NEWS

Cyprus says will not consent to opening Turkey EU chapters

cyprus-says-will-not-consent-to-opening-turkey-eu-chapters

Cyprus on Tuesday ruled out consenting to an expedition of Turkey’s long-stalled talks to enter the European Union, unless Ankara fulfilled its obligations to recognize the island.

Turkey wants its citizens to have visa-free access to Europe by June and to open new “chapters” of its long-stalled talks on it joining the EU in returning for assistance in stemming the human tide of refugees through Europe in one of the worst humanitarian crises since the Second World War.

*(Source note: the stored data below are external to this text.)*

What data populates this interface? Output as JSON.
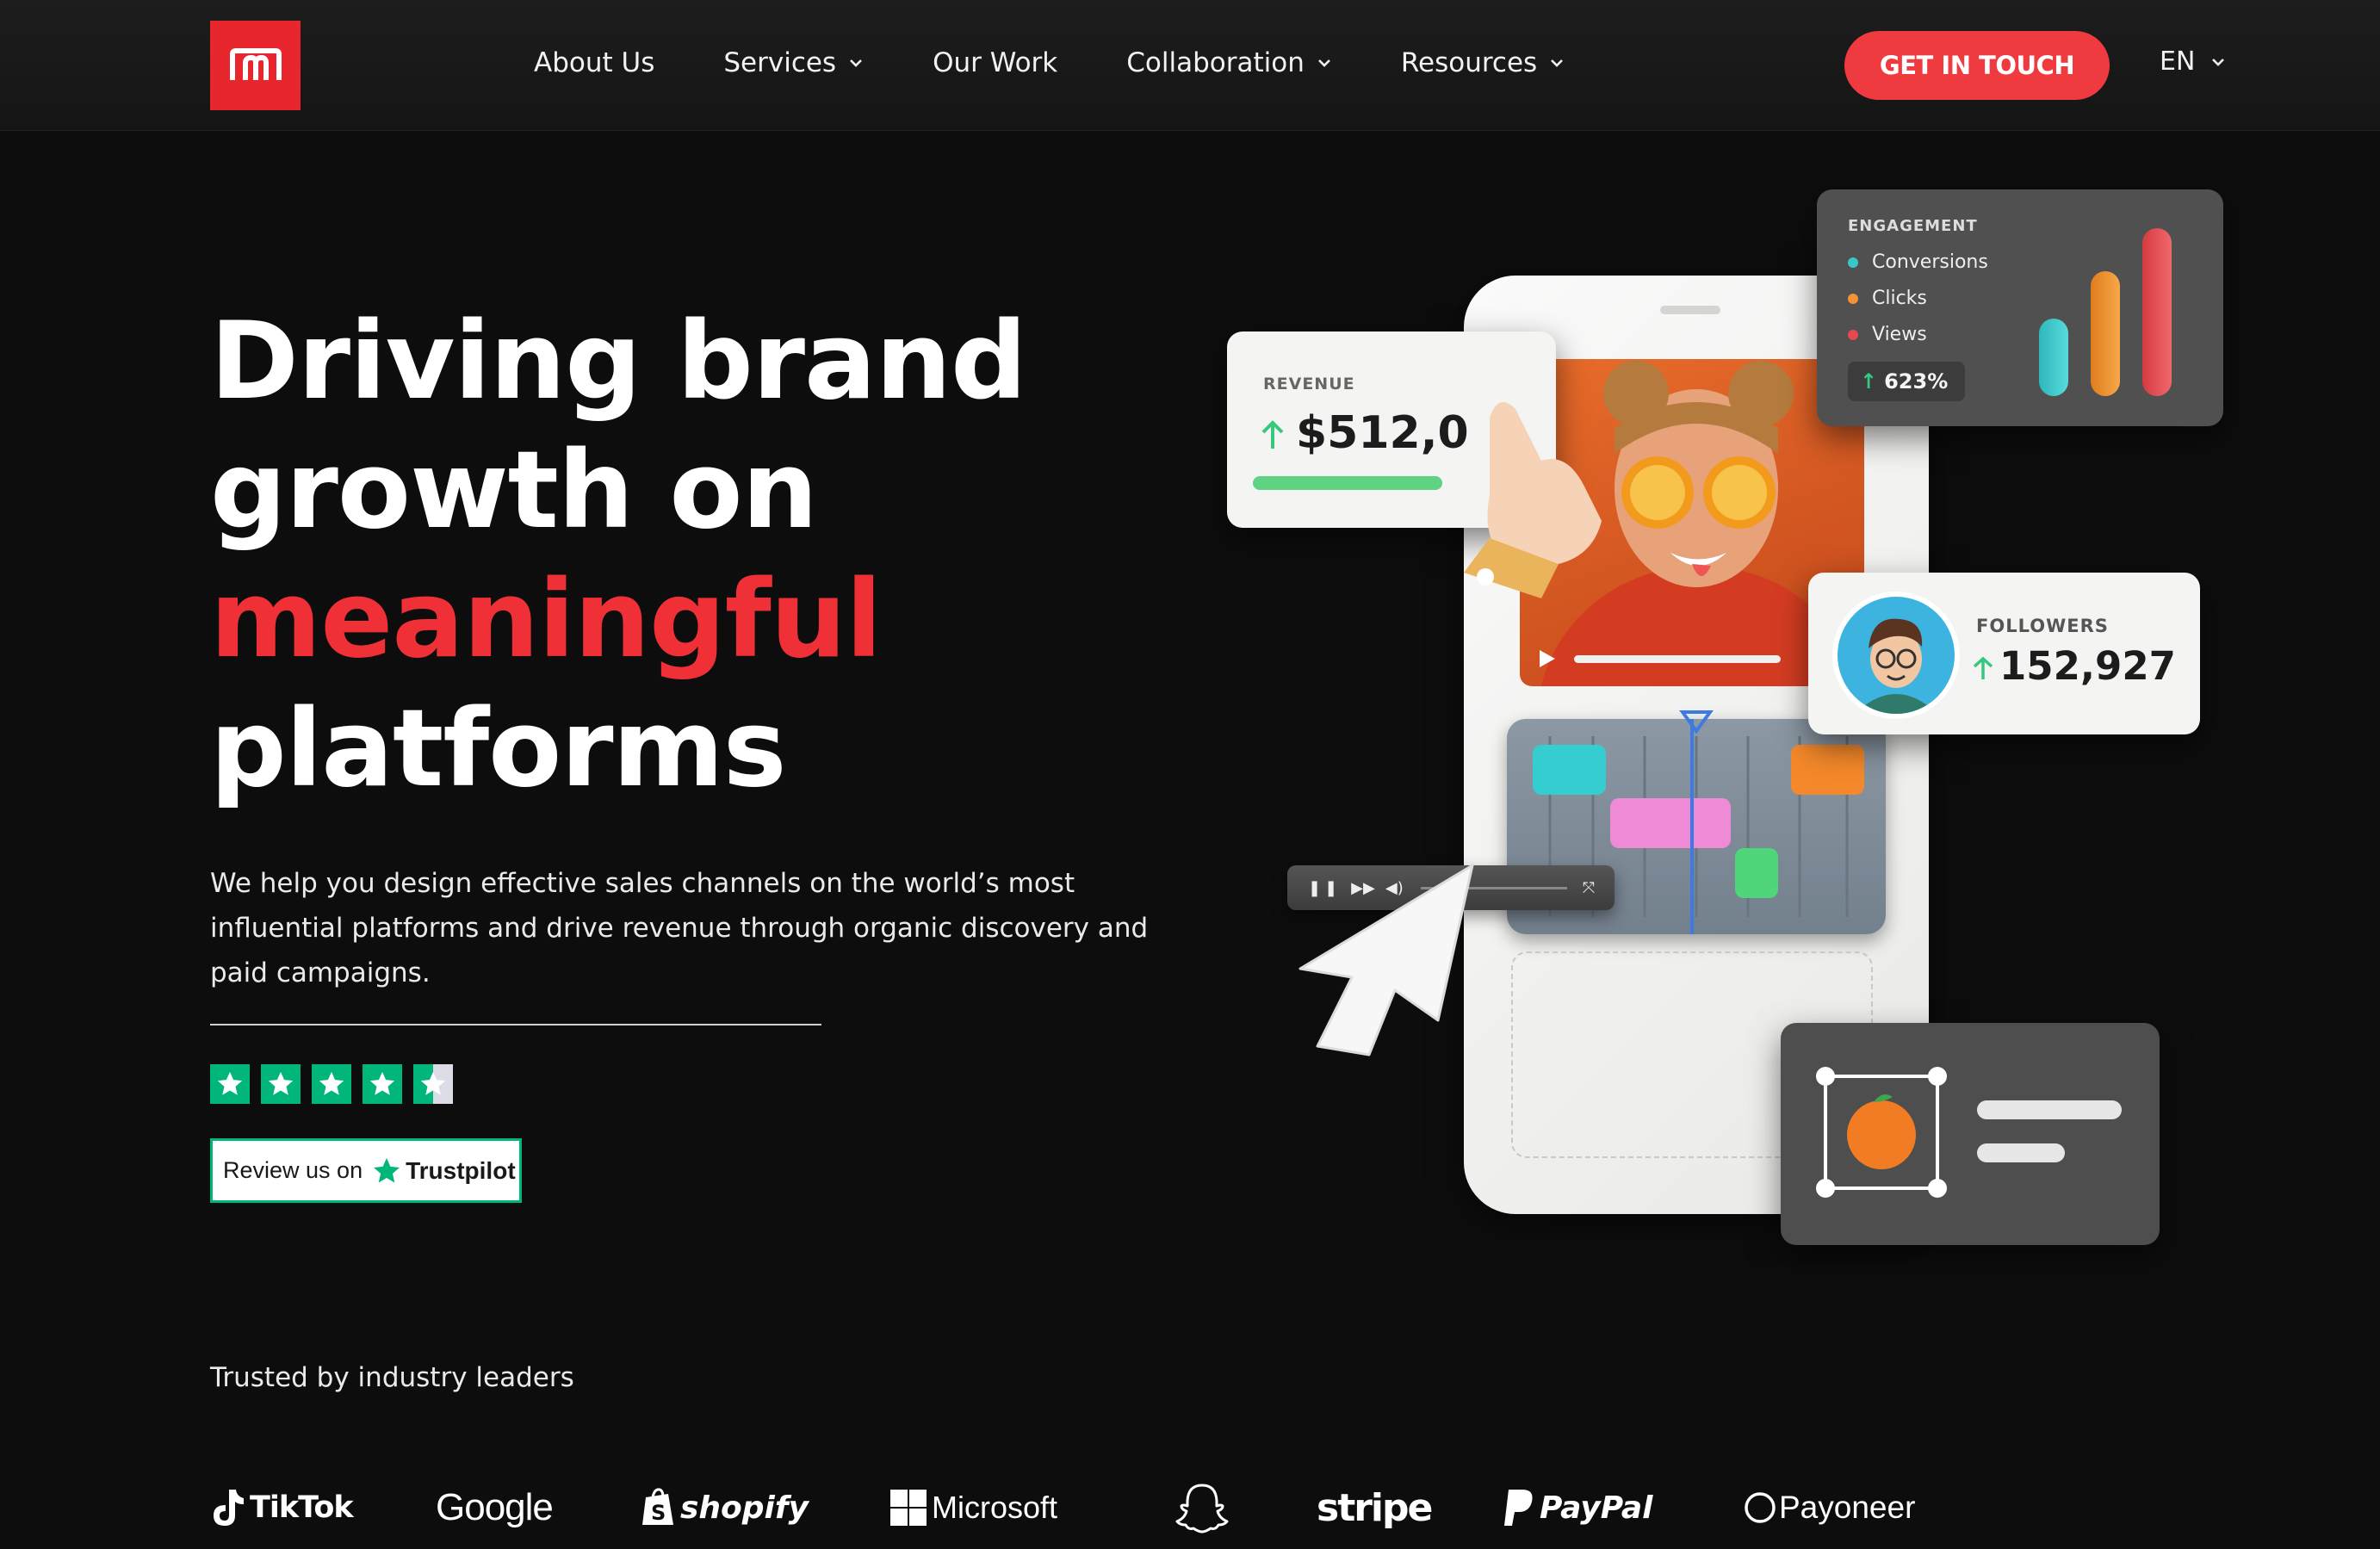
{
  "brand": {
    "logo_alt": "m",
    "accent": "#ef3036",
    "cta_color": "#ef3b40"
  },
  "nav": {
    "items": [
      {
        "label": "About Us",
        "dropdown": false
      },
      {
        "label": "Services",
        "dropdown": true
      },
      {
        "label": "Our Work",
        "dropdown": false
      },
      {
        "label": "Collaboration",
        "dropdown": true
      },
      {
        "label": "Resources",
        "dropdown": true
      }
    ],
    "cta": "GET IN TOUCH",
    "language": "EN"
  },
  "hero": {
    "title_line1": "Driving brand",
    "title_line2": "growth on",
    "title_highlight": "meaningful",
    "title_line4": "platforms",
    "description": "We help you design effective sales channels on the world’s most influential platforms and drive revenue through organic discovery and paid campaigns."
  },
  "rating": {
    "stars": 4.5,
    "max_stars": 5,
    "review_prefix": "Review us on",
    "review_brand": "Trustpilot",
    "color": "#00b67a"
  },
  "illustration": {
    "revenue": {
      "label": "REVENUE",
      "value": "$512,0"
    },
    "engagement": {
      "label": "ENGAGEMENT",
      "legend": [
        {
          "name": "Conversions",
          "color": "#37c7c7"
        },
        {
          "name": "Clicks",
          "color": "#f19436"
        },
        {
          "name": "Views",
          "color": "#e5484d"
        }
      ],
      "change": "623%"
    },
    "followers": {
      "label": "FOLLOWERS",
      "value": "152,927"
    }
  },
  "trusted": {
    "heading": "Trusted by industry leaders",
    "logos": [
      "TikTok",
      "Google",
      "shopify",
      "Microsoft",
      "snapchat-icon",
      "stripe",
      "PayPal",
      "Payoneer"
    ]
  }
}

“I conveyed to (EU Council) President Tusk our position that the Republic of Cyprus does not intent to consent to the opening of any chapters if Turkey does not fulfill its obligations as described in the negotiating framework,” Cypriot President Nicos Anastasiades told reporters after a meeting with EU Council President Donald Tusk in Nicosia.

Tusk is due to fly to Turkey on Tuesday after meeting the Cypriot leader as he tries to overcome differences between the two that could hold up an EU deal with Ankara to stem migrant flows.

An EU spokesman announced the short-notice meeting in Ankara with Turkish Prime Minister Ahmet Davutoglu while Tusk was in talks in Nicosia with Anastasiades, ahead of an EU summit with Davutoglu in Brussels on Friday.

EU leaders will meet on Thursday to agree a common position on the deal, first proposed to them by Davutoglu a week ago. Some praise it as a potential game-changer in the bloc’s problems managing the flow of refugees and migrants via Turkey, but it faces both legal and practical challenges.

Tusk will chair the summit and plans to offer member states a revised version of the agreement by late on Wednesday.

Overcoming tensions between Turkey and Cyprus is key to finalizing the deal. Turkey is seeking concessions from the EU in return for holding and taking back all migrants and refugees reaching Greek islands. But some could be blocked by Cyprus unless Ankara gives ground on long-standing disputes with it.